Stärkere Regulierung offener Immobilienfonds bei institutionellen Anlegern sinnvoll
ForschungAnhaltende Liquiditätsprobleme haben offene Immobilienfonds in Deutschland veranlasst, rund 26 Milliarden Euro und damit rund ein Drittel des investierten Kapitals einzufrieren. Das Bundesministerium der Finanzen diskutiert nun einen Gesetzentwurf, der offenen Immobilienfonds in Deutschland künftig helfen soll, zu starke kurzfristige Liquiditätsabflüsse zu begrenzen.

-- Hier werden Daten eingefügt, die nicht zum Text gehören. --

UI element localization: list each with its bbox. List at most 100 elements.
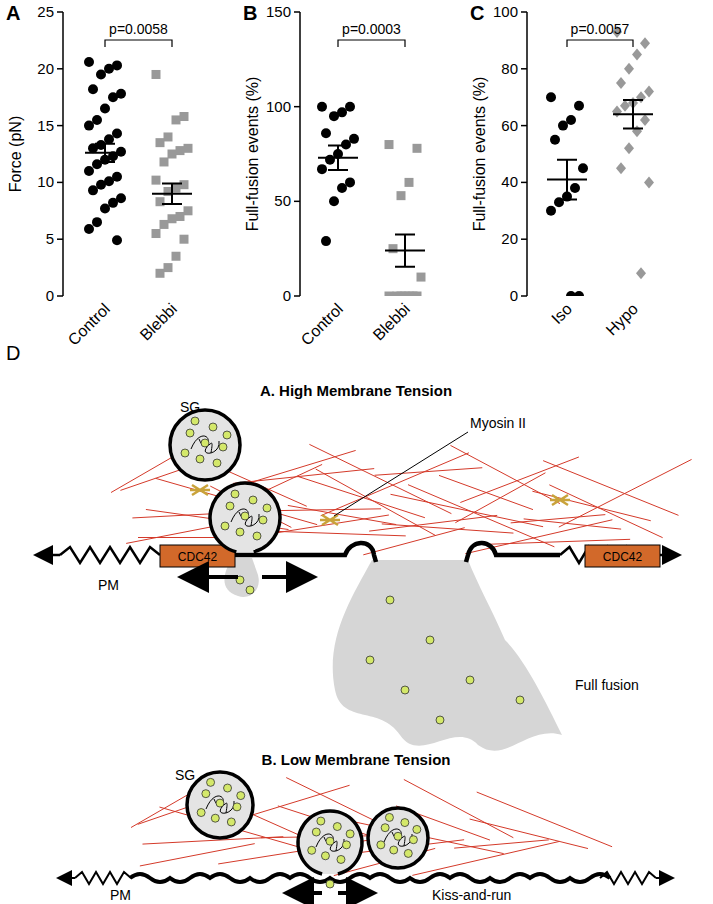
data-point [640,114,650,126]
data-point [168,214,177,223]
data-point [397,292,406,297]
data-point [88,143,98,153]
category-label: Blebbi [370,300,413,343]
cargo-dot [236,528,244,536]
diagram-title: A. High Membrane Tension [260,382,452,399]
diagram: DA. High Membrane TensionCDC42CDC42SGMyo… [6,342,692,903]
y-tick-label: 10 [37,173,54,190]
figure: A0510152025Force (pN)ControlBlebbip=0.00… [0,0,713,904]
panel: C020406080100Full-fusion events (%)IsoHy… [470,2,654,339]
y-tick [521,125,527,127]
myosin-ii [550,495,570,505]
membrane-label: PM [110,887,131,903]
y-axis-title: Force (pN) [7,116,24,192]
p-value: p=0.0003 [342,21,401,37]
actin-filament [274,509,381,511]
force-arrow [338,891,370,895]
cargo-dot [386,596,394,604]
cargo-dot [321,852,329,860]
data-point [644,86,654,98]
tension-spring [600,872,656,884]
secretory-granule [210,483,280,552]
actin-filament [408,485,554,547]
granule-content [231,509,259,526]
data-point [108,92,118,102]
actin-filament [412,841,559,875]
data-point [329,111,339,121]
cargo-dot [201,439,209,447]
cargo-dot [221,522,229,530]
data-point [624,142,634,154]
actin-filament [470,819,588,849]
y-tick [57,238,63,240]
outcome-label: Kiss-and-run [432,887,511,903]
panel-letter: B [243,2,257,24]
y-tick [57,11,63,13]
data-point [92,217,102,227]
cargo-dot [226,502,234,510]
y-tick-label: 40 [501,173,518,190]
data-point [325,155,335,165]
cargo-dot [227,818,235,826]
error-bar [395,234,415,266]
y-tick-label: 150 [266,3,291,20]
panel: A0510152025Force (pN)ControlBlebbip=0.00… [6,2,193,349]
y-tick [57,295,63,297]
tension-arrow [60,877,75,879]
actin-filament [455,473,545,523]
actin-filament [476,539,630,544]
data-point [172,115,181,124]
force-arrow [185,575,238,579]
data-point [620,100,630,112]
data-point [96,180,106,190]
y-tick [521,295,527,297]
actin-network [111,444,692,554]
plot-area [317,102,426,296]
data-point [329,196,339,206]
cargo-dot [241,512,249,520]
data-point [616,77,626,89]
data-point [156,269,165,278]
tension-spring [560,547,655,563]
y-tick-label: 0 [510,287,518,304]
tension-spring [75,872,131,884]
cargo-dot [342,841,350,849]
tension-spring [60,547,160,563]
data-point [337,183,347,193]
y-tick-label: 0 [283,287,291,304]
actin-filament [532,491,650,521]
outcome-label: Full fusion [575,677,639,693]
y-tick [294,201,300,203]
data-point [566,291,576,296]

Zu der geplanten stärkeren Regulierung hat das Zentrum für Europäische Wirtschaftsforschung (ZEW) Mannheim Finanzmarktexperten in Deutschland befragt.
Die vorgeschlagene Einführung von Mindesthaltedauern und Kündigungsfristen für Anleger sowie pauschaler Bewertungsabschläge bei vorzeitiger Rückgabe der Fondsanteile wird von den Finanzmarktexperten gerade im Hinblick auf institutionelle Anleger als hilfreich erachtet, um die Liquiditätsprobleme der Fonds zu lösen. Überzeugt zeigen sich die Experten allerdings auch davon, dass bei offenen Immobilienfonds, die die Rücknahme von Anteilsscheinen ausgesetzt haben, Abwertungen drohen.
Von der Aussetzung der Rücknahme von Anteilsscheinen sind nicht nur Privatanleger, sondern zunehmend auch institutionelle Anleger betroffen. Das Bundesministerium der Finanzen plant deshalb eine stärkere Regulierung offener Immobilienfonds. Im Wesentlichen sollen Mindesthaltedauern sowie Kündigungsfristen für die Anleger gesetzlich verankert werden. Auch pauschale Bewertungsabschläge auf die von Sachverständigen ermittelten Immobilienwerte sind vorgesehen, haben aber nach derzeitigem Stand der Diskussion wohl kaum eine Chance, umgesetzt zu werden.
Insgesamt ergibt die Expertenbefragung des ZEW ein uneinheitliches Meinungsbild: Knapp 38 Prozent der Experten, die geantwortet haben, gehen davon aus, dass die Einführung von Kündigungsfristen und Mindesthaltedauern ausreicht, um die Probleme der Fonds zu lösen. Gut 37 Prozent halten eine stärkere Regulierung von offenen Immobilienfonds nicht für notwendig, um künftigen Liquiditätsproblemen des Anlageprodukts entgegen zu treten. Ein Viertel der Befragten befürwortet Maßnahmen, die über Mindesthaltedauern und Kündigungsfristen hinausgehen.
Ein etwas anderes Bild zeigt sich bei der gesonderten Beurteilung der Regulierungsmaßnahmen für institutionelle und private Anleger. Die Finanzmarktexperten sprechen sich vor allem für eine stärkere Regulierung der institutionellen Anleger aus: Gut 27 Prozent plädieren dafür, Mindesthaltedauern und Kündigungsfristen sowie Abschläge bei vorzeitiger Rückgabe auf institutionelle Anleger anzuwenden. Für private Anleger halten dagegen lediglich sieben Prozent die drei Vorschläge für zielführend. Rund 60 Prozent der befragten Experten halten die Anwendung von mindestens zwei der genannten Regulierungsinstrumente auf institutionelle Anleger für sinnvoll, während es in Bezug auf die Privatanleger lediglich knapp 29 Prozent sind.
Einig sind sich die Experten, dass bei offenen Immobilienfonds, die die Rücknahme von Anteilsscheinen ausgesetzt haben, mit Abwertungen zu rechnen ist. Von den Befragten, die hierzu eine Einschätzung abgaben, rechnen fast 90 Prozent mit Abwertungen, die meisten davon allerdings mit weniger als 10 Prozent. Knapp 28 Prozent erwarten aber auch Abwertungen von über 10 Prozent. Allerdings gaben fast 30 Prozent aller Befragten zu dieser Frage keine Einschätzung ab. Das verdeutlicht die Unsicherheit bezüglich der aktuellen Lage der betroffenen offenen Immobilienfonds.